Excesso de limpeza também traz problemas
Banhos muito quentes e demorados, buchas ásperas, antissépticos sem indicação e produtos com fragrância forte podem remover a camada de gordura protetora da pele. O resultado costuma ser ressecamento, coceira e microfissuras, que abrem porta para infecções. Duchas internas na região genital não são recomendadas, já que a vagina possui mecanismo próprio de autolimpeza e a interferência pode favorecer desequilíbrios. Água morna, sabonete suave e boa secagem, em geral, bastam.
Quando procurar um médico
A higiene adequada resolve a maior parte das questões de odor e sujidade. Procure avaliação profissional quando surgirem sinais como:
- Mau hálito persistente mesmo com higiene bucal correta, ou sangramento frequente da gengiva.
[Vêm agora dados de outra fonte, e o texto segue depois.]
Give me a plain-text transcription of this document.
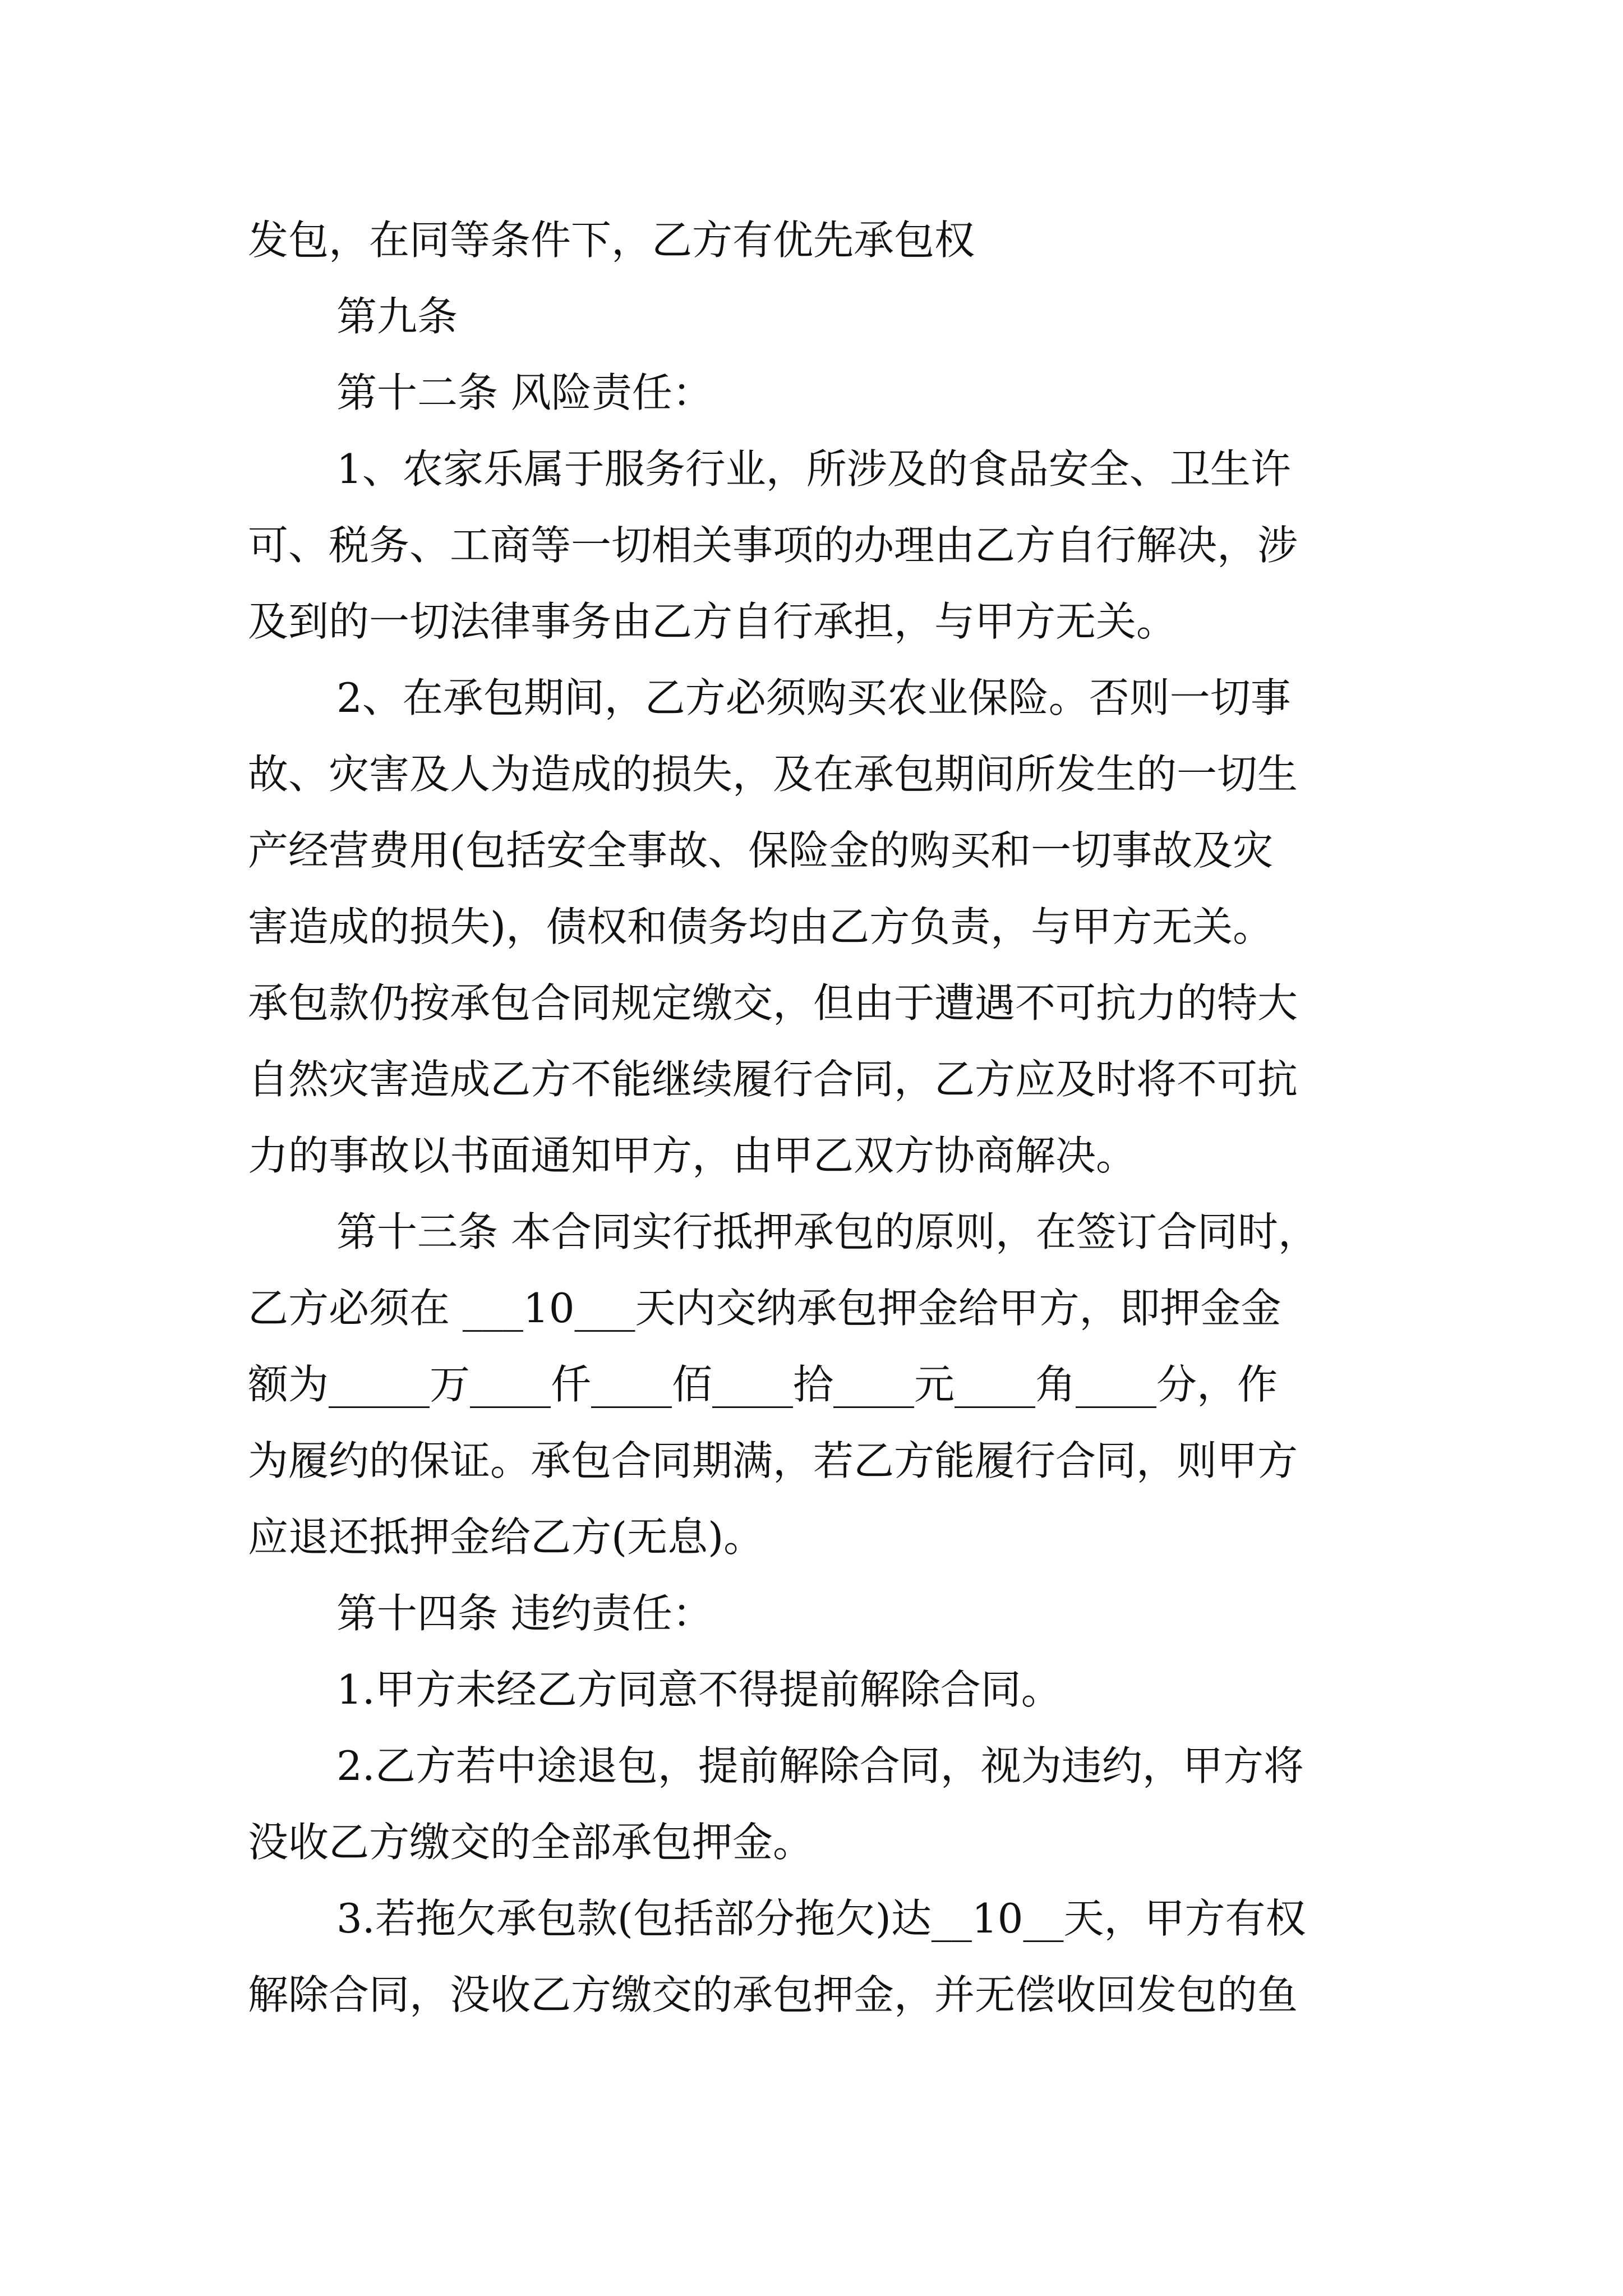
发包，在同等条件下，乙方有优先承包权
第九条
第十二条 风险责任：
1、农家乐属于服务行业，所涉及的食品安全、卫生许
可、税务、工商等一切相关事项的办理由乙方自行解决，涉
及到的一切法律事务由乙方自行承担，与甲方无关。
2、在承包期间，乙方必须购买农业保险。否则一切事
故、灾害及人为造成的损失，及在承包期间所发生的一切生
产经营费用(包括安全事故、保险金的购买和一切事故及灾
害造成的损失)，债权和债务均由乙方负责，与甲方无关。
承包款仍按承包合同规定缴交，但由于遭遇不可抗力的特大
自然灾害造成乙方不能继续履行合同，乙方应及时将不可抗
力的事故以书面通知甲方，由甲乙双方协商解决。
第十三条 本合同实行抵押承包的原则，在签订合同时，
乙方必须在 ___10___天内交纳承包押金给甲方，即押金金
额为_____万____仟____佰____拾____元____角____分，作
为履约的保证。承包合同期满，若乙方能履行合同，则甲方
应退还抵押金给乙方(无息)。
第十四条 违约责任：
1.甲方未经乙方同意不得提前解除合同。
2.乙方若中途退包，提前解除合同，视为违约，甲方将
没收乙方缴交的全部承包押金。
3.若拖欠承包款(包括部分拖欠)达__10__天，甲方有权
解除合同，没收乙方缴交的承包押金，并无偿收回发包的鱼
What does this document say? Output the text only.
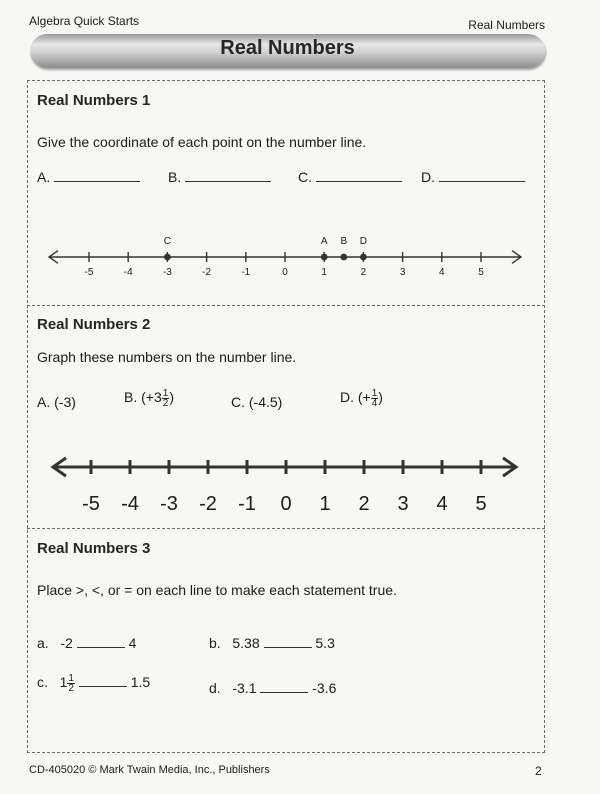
Algebra Quick Starts	Real Numbers
Real Numbers
Real Numbers 1
Give the coordinate of each point on the number line.
A.	B.	C.	D.
-5	-4	-3	-2	-1	0	1	2	3	4	5
C	A B D
Real Numbers 2
Graph these numbers on the number line.
A. (-3)	B. ($+3 \frac{1}{2}$ )	C. (-4.5)	D. (+ $\frac{1}{4}$ )
-5 -4 -3 -2 -1 0 1 2 3 4 5
Real Numbers 3
Place >, <, or = on each line to make each statement true.
a. -2	4	b. 5.38	5.3
c. $1 \frac{1}{2}$	1.5	d. -3.1	-3.6
CD-405020 © Mark Twain Media, Inc., Publishers	2
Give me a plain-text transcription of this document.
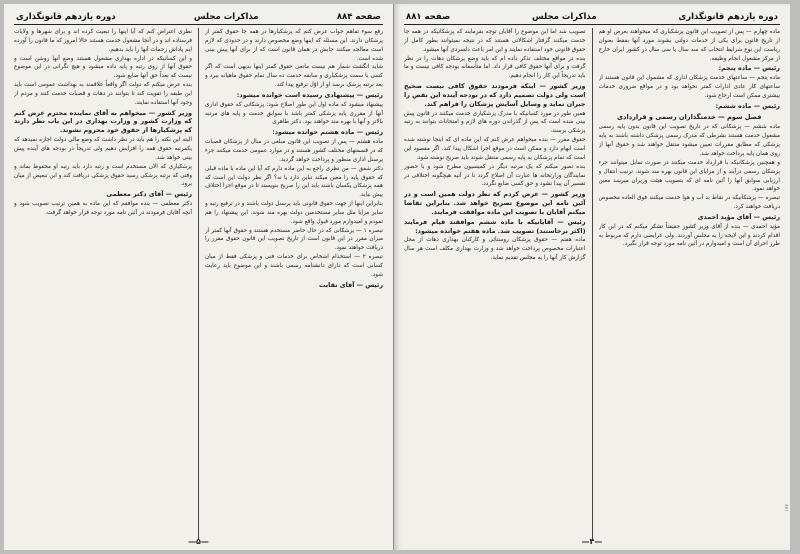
صفحه ۸۸۴
مذاکرات مجلس
دوره یازدهم قانونگذاری

رفع سوء تفاهم جواب عرض کنم که پزشکیارها در همه جا حقوق کمتر از پزشکان دارند. این مسئله که اینها وضع مخصوص دارند و در حدودی که لازم است معالجه میکنند جایش در همان قانون است که از برای آنها پیش بینی شده است.

شاید انگشت شمار هم نیست مانعی حقوق کمتر اینها بدیهی است که اگر کسی با سمت پزشکیاری و سابقه خدمت ده سال تمام حقوق ماهیانه ببرد و بعد برتبه پزشک برسد او از اوّل ترفیع پیدا کند.

رئیس — پیشنهادی رسیده است خوانده میشود:

پیشنهاد میشود که ماده اول این طور اصلاح شود: پزشکانی که حقوق اداری آنها از مقرری پایه پزشکی کمتر باشد با سوابق خدمت و پایه های مرتبه بالاتر و آنها با بهره مند خواهند بود. دکتر طاهری

رئیس — ماده هشتم خوانده میشود:

ماده هشتم — پس از تصویب این قانون مبلغی در سال از پزشکان قصبات که در قسمتهای مختلف کشور هستند و در موارد عمومی خدمت میکنند جزء پرسنل اداری منظور و پرداخت خواهد گردید.

دکتر شفق — من نظری راجع به این ماده دارم که آیا این ماده با ماده قبلی که حقوق پایه را معین میکند تباین دارد یا نه؟ اگر نظر دولت این است که همه پزشکان یکسان باشند باید این را صریح بنویسند تا در موقع اجرا اختلاف پیش نیاید.

بنابراین اینها از جهت حقوق قانونی باید پرسنل دولت باشند و در ترفیع رتبه و سایر مزایا مثل سایر مستخدمین دولت بهره مند شوند. این پیشنهاد را هم نمودم و امیدوارم مورد قبول واقع شود.

تبصره ۱ — پزشکانی که در حال حاضر مستخدم هستند و حقوق آنها کمتر از میزان مقرر در این قانون است از تاریخ تصویب این قانون حقوق مقرر را دریافت خواهند نمود.

تبصره ۲ — استخدام اشخاص برای خدمات فنی و پزشکی فقط از میان کسانی است که دارای دانشنامه رسمی باشند و این موضوع باید رعایت شود.

رئیس — آقای نقابت

نظری اعتراض کنم که آیا اینها را تبعیت کرده اند و برای شهرها و ولایات فرستاده اند و در آنجا مشغول خدمت هستند حالا امروز که ما قانون را آورده ایم پاداش زحمات آنها را باید بدهیم.

و این کسانیکه در اداره بهداری مشغول هستند وضع آنها روشن است و حقوق آنها از روی رتبه و پایه داده میشود و هیچ نگرانی در این موضوع نیست که بعداً حق آنها ضایع شود.

بنده عرض میکنم که دولت اگر واقعاً علاقمند به بهداشت عمومی است باید این طبقه را تقویت کند تا بتوانند در دهات و قصبات خدمت کنند و مردم از وجود آنها استفاده نمایند.

وزیر کشور — میخواهم به آقای نماینده محترم عرض کنم که وزارت کشور و وزارت بهداری در این باب نظر دارند که پزشکیارها از حقوق خود محروم نشوند.

البته این نکته را هم باید در نظر داشت که وضع مالی دولت اجازه نمیدهد که یکمرتبه حقوق همه را افزایش دهیم ولی تدریجاً در بودجه های آینده پیش بینی خواهد شد.

پزشکیاری که الان مستخدم است و رتبه دارد باید رتبه او محفوظ بماند و وقتی که برتبه پزشکی رسید حقوق پزشکی دریافت کند و این تبعیض از میان برود.

رئیس — آقای دکتر معظمی

دکتر معظمی — بنده موافقم که این ماده به همین ترتیب تصویب شود و آنچه آقایان فرمودند در آئین نامه مورد توجه قرار خواهد گرفت.

—۵—
دوره یازدهم قانونگذاری
مذاکرات مجلس
صفحه ۸۸۱

ماده چهارم — پس از تصویب این قانون پزشکیاری که میخواهند بعرض او هم از تاریخ قانون برای یکی از خدمات دولتی بشوند مورد آنها بفقط بعنوان ریاست این نوع شرایط انتخاب که سه سال یا سی سال در کشور ایران خارج از مرکز مشغول انجام وظیفه.

رئیس — ماده پنجم:

ماده پنجم — ساعتهای خدمت پزشکان اداری که مشمول این قانون هستند از ساعتهای کار عادی ادارات کمتر نخواهد بود و در مواقع ضروری خدمات بیشتری ممکن است ارجاع شود.

رئیس — ماده ششم:

فصل سوم — خدمتگذاران رسمی و قراردادی

ماده ششم — پزشکانی که در تاریخ تصویب این قانون بدون پایه رسمی مشغول خدمت هستند بشرطی که مدرک رسمی پزشکی داشته باشند به پایه پزشکی که مطابق مقررات تعیین میشود منتقل خواهند شد و حقوق آنها از روی همان پایه پرداخت خواهد شد.

و همچنین پزشکانیکه با قرارداد خدمت میکنند در صورت تمایل میتوانند جزء پزشکان رسمی درآیند و از مزایای این قانون بهره مند شوند. ترتیب انتقال و ارزیابی سوابق آنها را آئین نامه ای که بتصویب هیئت وزیران میرسد معین خواهد نمود.

تبصره — پزشکانیکه در نقاط بد آب و هوا خدمت میکنند فوق العاده مخصوص دریافت خواهند کرد.

رئیس — آقای مؤید احمدی

مؤید احمدی — بنده از آقای وزیر کشور حقیقتاً تشکر میکنم که در این کار اقدام کردند و این لایحه را به مجلس آوردند. ولی عرایضی دارم که مربوط به طرز اجرای آن است و امیدوارم در آئین نامه مورد توجه قرار بگیرد.

تصویب شد اماً این موضوع را آقایان توجه بفرمایند که پزشکانیکه در همه جا خدمت میکنند گرفتار اشکالاتی هستند که در نتیجه نمیتوانند بطور کامل از حقوق قانونی خود استفاده نمایند و این امر باعث دلسردی آنها میشود.

بنده در مواقع مختلف تذکر داده ام که باید وضع پزشکان دهات را در نظر گرفت و برای آنها حقوق کافی قرار داد. اما متأسفانه بودجه کافی نیست و ما باید تدریجاً این کار را انجام دهیم.

وزیر کشور — اینکه فرمودند حقوق کافی نیست صحیح است ولی دولت تصمیم دارد که در بودجه آینده این نقص را جبران نماید و وسایل آسایش پزشکان را فراهم کند.

همین طور در مورد کسانیکه با مدرک پزشکیاری خدمت میکنند در قانون پیش بینی شده است که پس از گذراندن دوره های لازم و امتحانات بتوانند به رتبه پزشکی برسند.

حقوق مقرر — بنده میخواهم عرض کنم که این ماده ای که اینجا نوشته شده است ابهام دارد و ممکن است در موقع اجرا اشکال پیدا کند. اگر مقصود این است که تمام پزشکان به پایه رسمی منتقل شوند باید صریح نوشته شود.

بنده تصور میکنم که یک مرتبه دیگر در کمیسیون مطرح شود و با حضور نمایندگان وزارتخانه ها عبارت آن اصلاح گردد تا در آتیه هیچگونه اختلافی در تفسیر آن پیدا نشود و حق کسی ضایع نگردد.

وزیر کشور — عرض کردم که نظر دولت همین است و در آئین نامه این موضوع تصریح خواهد شد. بنابراین تقاضا میکنم آقایان با تصویب این ماده موافقت فرمایند.

رئیس — آقایانیکه با ماده ششم موافقند قیام فرمایند (اکثر برخاستند) تصویب شد. ماده هفتم خوانده میشود:

ماده هفتم — حقوق پزشکان روستائی و کارکنان بهداری دهات از محل اعتبارات مخصوص پرداخت خواهد شد و وزارت بهداری مکلف است هر سال گزارش کار آنها را به مجلس تقدیم نماید.

—۴—
۸۸۱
- Odor corporal forte que aparece de forma nova e não melhora com banho e roupas limpas.
- Vermelhidão, descamação, fissuras, coceira intensa ou placas esbranquiçadas em dobras de pele, entre os dedos ou nas unhas.
- Secreção, pus, dor local, calor, inchaço ou febre associados a alguma área da pele.
- Feridas que não cicatrizam ou que se repetem no mesmo local.
- Corrimento com odor ou aspecto diferente do habitual, ardência ou desconforto genital.
- Alterações intestinais persistentes, como diarreia prolongada, sangue nas fezes ou perda de peso sem explicação.
Pessoas com diabetes, imunidade reduzida ou problemas de circulação devem ter atenção redobrada, sobretudo com os pés, e buscar avaliação diante de qualquer lesão.
Em vez de tentar deixar o corpo estéril, invista no básico e no constante: lavar as mãos corretamente, escovar os dentes e usar fio dental todos os dias, secar bem pés e dobras de pele, não esquecer o umbigo no banho e observar mudanças que persistem. Se um sintoma se repete ou não melhora em poucos dias, agende uma consulta em vez de tentar resolver com produtos por conta própria.